- Release poster
- Genre: reality TV show
- Starring: Hansika Motwani
- Country of origin: India
- Original language: English
- No. of seasons: 1
- No. of episodes: 6

Production
- Production companies: Happy Unicorn; Hotstar Specials;

Original release
- Network: Disney+ Hotstar
- Release: 10 February 2023

= Hansika's Love Shaadi Drama =

Reality TV show

Hansika's Love Shaadi Drama is a 2023 Indian English-language reality TV show on Disney+ Hotstar that covers the wedding of Indian actor Hansika Motwani and Sohael Kathuriya. Produced under the banner of Happy Unicorn and Hotstar Specials, the series was released on 10 February 2023 and also dubbed in other languages like Tamil, and Telugu.

== Cast ==
- Hansika Motwani as herself (Bride)
- Sohael Kathuriya as himself (Groom)
- Mona Motwani as herself (Mother of Bride)
- Prashant Motwani as himself (cameo appearance) (Brother of Bride)
- Sriya Reddy as herself (Best friend of bride)

== Episodes ==
The first season of the series has six episodes.

| Series | Episodes |  | Originally released |  |
|---|---|---|---|---|
| 1 | 6 |  | 10 February 2023 |  |

===Season 1 (2023)===

| No. | Title | Directed by | Written by | Original release date |
|---|---|---|---|---|
| 1 | "A Twist in the Tale" | Unknown | Unknown | 10 February 2023 |
| 2 | "If Wishes Were Horses" | Unknown | Unknown | 17 February 2023 |
| 3 | "My Daughter Stays Mine" | Unknown | Unknown | 24 February 2023 |
| 4 | "No Horsing Around!" | Unknown | Unknown | 3 March 2023 |
| 5 | "Face the Music" | Unknown | Unknown | 10 March 2023 |
| 6 | "The Fairy Tale Wedding" | Unknown | Unknown | 17 March 2023 |

== Reception ==
Archika Khurana at The Times of India rated the series 2/5, stating "In a nutshell, Motwani is brave for taking control of her wedding narrative, but this docuseries is nothing more than a showcase of celebrity wedding shenanigans. So, if you're a fan of Hansika and want to watch the glam wedding, the show will pique your interest and keep you glued to your screen every Friday for the next episode. Others should look for what they are most interested in."

Namrata Thakkar of Rediff.com gave 2 stars out of 5 and wrote "All in all, the first episode of Hansika's Love Shaadi Drama is decent with a bit of drama and glam.
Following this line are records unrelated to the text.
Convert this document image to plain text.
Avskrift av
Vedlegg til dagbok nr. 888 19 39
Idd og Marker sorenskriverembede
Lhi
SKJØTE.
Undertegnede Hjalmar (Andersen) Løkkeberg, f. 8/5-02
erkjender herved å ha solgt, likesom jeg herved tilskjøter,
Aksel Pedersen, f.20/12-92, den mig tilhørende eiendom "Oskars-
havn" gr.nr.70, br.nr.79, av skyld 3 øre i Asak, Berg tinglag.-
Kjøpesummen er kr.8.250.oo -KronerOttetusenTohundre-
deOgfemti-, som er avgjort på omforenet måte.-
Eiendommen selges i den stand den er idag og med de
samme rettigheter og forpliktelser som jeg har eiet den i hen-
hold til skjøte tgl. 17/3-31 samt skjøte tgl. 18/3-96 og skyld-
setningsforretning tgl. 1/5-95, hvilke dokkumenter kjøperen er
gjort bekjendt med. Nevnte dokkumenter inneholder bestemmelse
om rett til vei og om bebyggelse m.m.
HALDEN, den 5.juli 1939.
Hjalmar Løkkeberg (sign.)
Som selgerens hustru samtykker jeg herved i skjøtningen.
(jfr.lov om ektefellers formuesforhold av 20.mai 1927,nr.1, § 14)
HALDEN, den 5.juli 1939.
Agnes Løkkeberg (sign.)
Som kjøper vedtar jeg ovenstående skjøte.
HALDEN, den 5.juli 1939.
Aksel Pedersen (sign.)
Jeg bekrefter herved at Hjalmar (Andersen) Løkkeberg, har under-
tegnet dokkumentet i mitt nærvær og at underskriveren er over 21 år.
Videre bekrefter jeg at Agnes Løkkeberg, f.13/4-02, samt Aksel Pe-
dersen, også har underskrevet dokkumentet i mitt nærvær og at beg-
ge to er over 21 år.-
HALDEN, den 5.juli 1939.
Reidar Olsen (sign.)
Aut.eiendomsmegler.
Hopefully, the next episodes will be more dramatic to keep us hooked."

Sunidhi Prajapat of OTT Play in her review stated "Hansika's Love Shaadi Drama is definitely a gorgeous fairytale with indeed a gigantic amount of drama."

== Criticism ==
Hansika Motwani was heavily criticized for turning her wedding into a web series.